To make an all-natural eyedrop, you’ll just need to use salt and water. Add ¼ of a tsp. of salt to a sterile container containing 1 cup of lukewarm water and mix it well. Use three to four times per day as needed.
Burt’s Bees for Dogs Eye Wash is another natural eye wash with saline solution that is safe to use and mimics your dog’s own tears. This all natural-ingredient eye wash is gentle on your dog’s eyes and does not cause irritation. Use as directed by applying 2-3 drops into the affected eye to clean out any debris, or minor scrapes.
How is Blepharospasm Diagnosed in Dogs?
If you have no idea what could be causing your dog’s excessive winking, your vet will have to do a thorough examination and run a few tests to pinpoint the cause. They may need to sedate your dog to examine their eye fully (including the eye itself, lids, and tear ducts).
A couple tests they might run are the Schirmer tear test and fluorescein eye staining.
The Schirmer tear test measures the adequacy of your dog’s tear production to make sure they aren’t suffering from complications from dry eyes.
Fluorescein eye staining uses dye and blue light to look for debris or other damage to the eye.
How is Blepharitis in Dogs Treated?
Treating blepharospasm is not one-solution-fits-all. Your vet will prescribe a treatment based on the underlying cause of your dog’s excessive winking.
Depending on the severity of the issue, treatment could involve anything from eye drops to surgery.
You can’t be too careful when it comes to eye issues in dogs! It’s always best to seek veterinary treatment if you suspect a problem.
What can I do to protect my dog’s eyes?
There are a couple of things that you can do to avoid unnecessary eye issues for your dog. The main thing is to be mindful and aware at all times. Before heading into a new environment with your dog, ask yourself if their eyes will be at any particular risk.
For example, it’s best not to let your dog stick their head out of a car window. Avoid working areas where there might be flying debris. Distract your dog if you see them rubbing their face against things or pawing at their face. Don’t let them play too roughly with other dogs.

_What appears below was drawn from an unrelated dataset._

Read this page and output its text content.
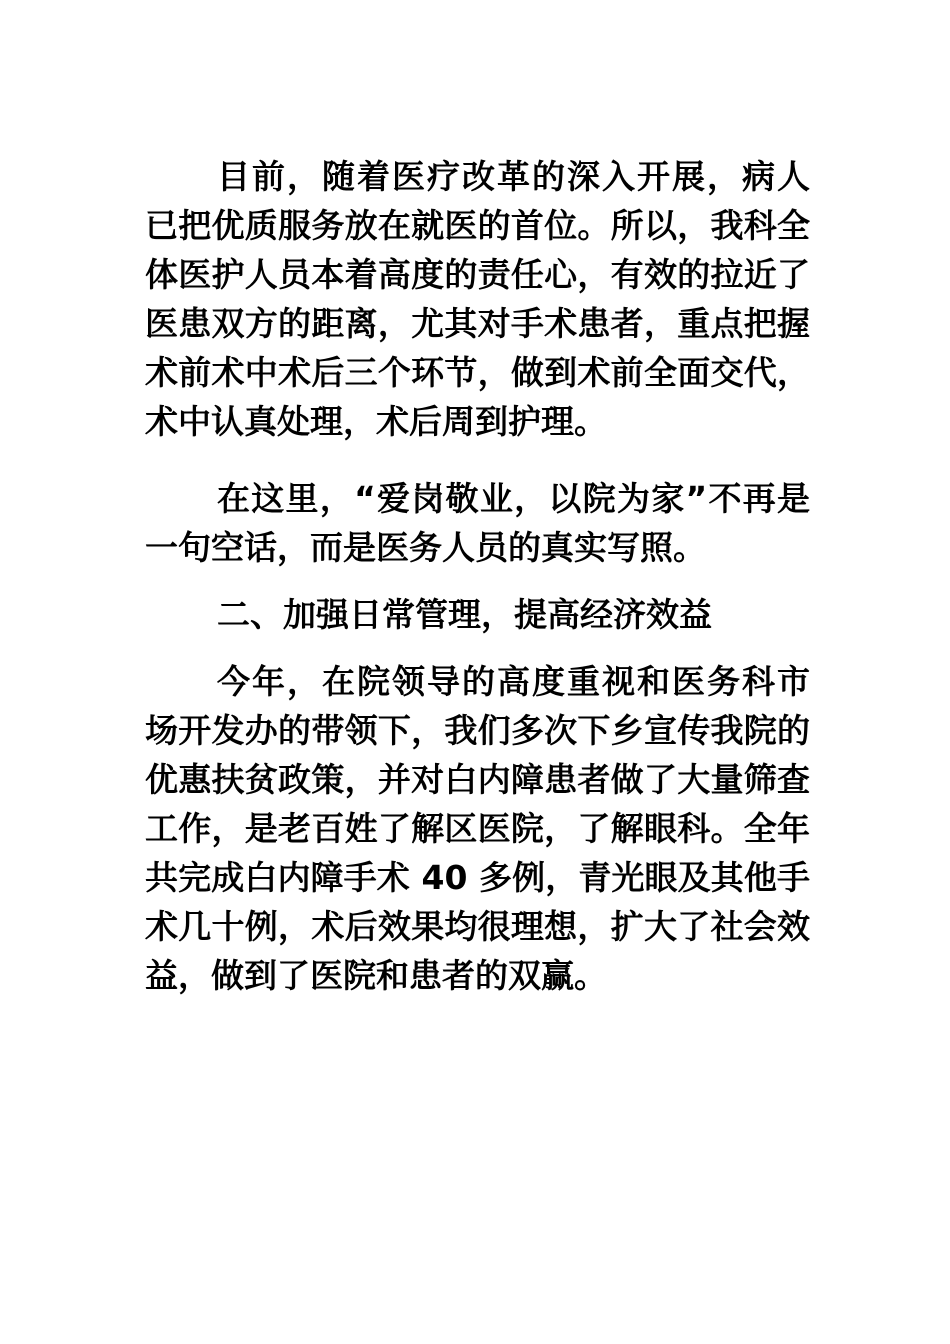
目前，随着医疗改革的深入开展，病人已把优质服务放在就医的首位。所以，我科全体医护人员本着高度的责任心，有效的拉近了医患双方的距离，尤其对手术患者，重点把握术前术中术后三个环节，做到术前全面交代，术中认真处理，术后周到护理。

在这里，“爱岗敬业，以院为家”不再是一句空话，而是医务人员的真实写照。

二、加强日常管理，提高经济效益

今年，在院领导的高度重视和医务科市场开发办的带领下，我们多次下乡宣传我院的优惠扶贫政策，并对白内障患者做了大量筛查工作，是老百姓了解区医院，了解眼科。全年共完成白内障手术 40 多例，青光眼及其他手术几十例，术后效果均很理想，扩大了社会效益，做到了医院和患者的双赢。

Clean around your pet’s eyes and remove any crustiness in the corners of their eyes. Some breeds are more prone to that then others.

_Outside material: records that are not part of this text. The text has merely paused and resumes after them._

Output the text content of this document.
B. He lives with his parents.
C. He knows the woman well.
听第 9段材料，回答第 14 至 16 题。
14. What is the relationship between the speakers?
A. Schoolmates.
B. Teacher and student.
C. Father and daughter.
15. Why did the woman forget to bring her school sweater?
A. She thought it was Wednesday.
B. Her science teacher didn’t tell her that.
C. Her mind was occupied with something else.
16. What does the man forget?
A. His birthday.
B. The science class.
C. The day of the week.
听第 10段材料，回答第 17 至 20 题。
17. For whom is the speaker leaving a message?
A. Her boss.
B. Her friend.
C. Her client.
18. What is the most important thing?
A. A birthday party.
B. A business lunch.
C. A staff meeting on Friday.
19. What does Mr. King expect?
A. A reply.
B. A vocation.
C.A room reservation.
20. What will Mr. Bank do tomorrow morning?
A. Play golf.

Keep a dog’s long coat groomed and trim long, eye-length fur as this can cause scratches, infection, or in the worst cases, blindness.
What common eye problems in dogs could cause winking?
Another way to protect your dog’s eyes is to examine them frequently for any chances that may indicate something is wrong.
Early diagnosis is important when treating eye problems to reduce the chances of permanent damage. These eye problems all involve some degree of irritation or inflammation that could cause blinking, squinting, or winking in dogs.
Should I wink back at my dog?
Many people wink back when they notice their dogs winking at them, it just seems natural. If anything, it shows your dog that you are also friendly and non-aggressive.
If you’ve seen a dog wink, you’ve probably found yourself wondering why they do it. A lot of dogs wink, so it naturally sparks your curiosity. You want to know if it’s a good or bad sign, or if something could be wrong with your dog.
The good news is that in most cases a dog who winks is completely normal. A winking dog is a sign of a friendly dog who is at ease around you. You can even train your dog to wink on command!
But if your dog’s winking is excessive or accompanied by other symptoms, it’s best to consult a vet to make sure your dog isn’t suffering from an undiagnosed eye problem that could result in permanent eye damage.